Kitabımızın, hatta bütün kitaplarımızın, amacı anne baba eğitimidir. İnsanlar bir meslek öğrenmek için yıllarca tahsil yapıyor. Evin geçimini temin edecek bir zanaat öğrenmek için bir ustaya senelerce hizmet etmek, çıraklık ve kalfalık aşamalarından geçmek gerekiyor.

Ancak insanlar, anne baba olmak için hiçbir eğitim almıyorlar. Eşler çocuk sahibi olduktan sonra kendi anne babalarından gördükleri gibi çocuk eğitmeye çalışıyorlar. Böylece farkında olmadan anne babalarının yanlışlarını tekrar ediyorlar.

Çocuk sahibi olmak insana önemli ve ciddi bir sorumluluk yüklüyor. Bu sorumluluğu yerine getirebilmek için yeni evlenen çiftlerin, çocuk gelişimi, çocuk eğitimi ve çocuk psikolojisi konularında bilgi sahibi olmaları gerekiyor. Bu da ancak çağın gereklerine cevap verecek bir eğitimle mümkündür. Bu eğitimin verileceği yerler, eğitim kurumlarının açtığı, konunun uzmanları tarafından ders verilen Anne Baba Okullarıdır.

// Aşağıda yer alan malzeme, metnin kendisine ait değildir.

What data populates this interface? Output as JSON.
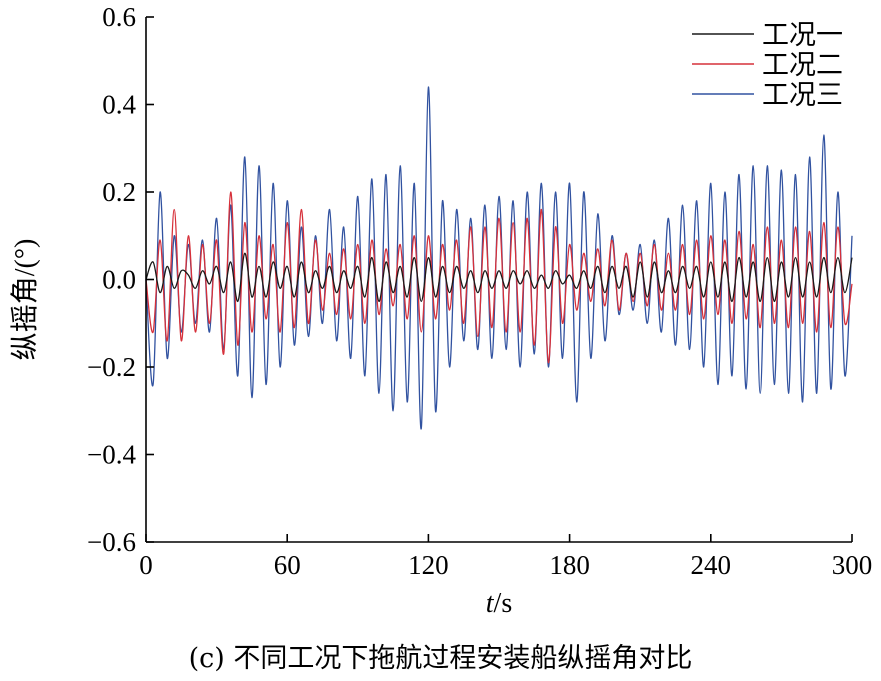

Ülkemizde anne baba okulları henüz ihtiyaca cevap verecek sayıya ulaşmadığı için, bu eksikliği yazdığımız kitaplarla telafi etmeye çalışıyoruz.

 

Anne Baba Okullarında ders verdiğinizi biliyoruz. Kitaplarınızı, özellikle bu son kitabınızı yazarken anne baba okullarında yaşadığınız tecrübelerin payı ve katkısı nedir?

Kitaplarımı okuyanlar, teoriye fazla yer vermediğimi, vakıalar üzerinden, anekdotlarla konuya açıklık getirdiğimi, pratik öneriler sunduğumu bilir. Anne Baba Okullarında ve konferanslarımda anne babalarla bire bir görüşme ve onların çocuk eğitiminde yaşadıkları sıkıntıları dinleme fırsatı buluyorum. Bu sorunların arasından herkesin yaşadığı problemleri ve bunların çözümlerini kitabımda bir araya getirmiş oldum.

 

Anne babalarla birebir görüştüğünüzde ve onları dinlediğinizde ne gibi veriler elde ediyor; bunlara nasıl çözümler öneriyorsunuz?

Özellikle çocukluk dönemleri maddi sıkıntı ve baskı altında geçen anne babalar, “Ben sıkıntı ve baskı altında büyüdüm; çocuklarım sıkıntı çekmesin, serbest büyüsün” diyerek çocuklarının her isteğini yerine getirir; davranışlarına sınır koymazlar. Böyle yaptıklarında zannederler ki, çocuklar doyuma ulaşacak, mutlu olacaklar. Ancak, umduklarının tam aksiyle karşılaşırlar. Çocukların doyumsuz, şımarık, kendileri için yapılan fedakârlığın kıymetini bilmeyen, kural tanımayan, söz dinlemeyen, sorumsuz ve saygısız tipler olduklarını görünce şaşırırlar. “Hiçbir şeylerini eksik etmedim, yemedim yedirdim, giymedim giydirdim, baskı yapmadım, bir tokat bile atmadım, neden böyle oldu?” derler.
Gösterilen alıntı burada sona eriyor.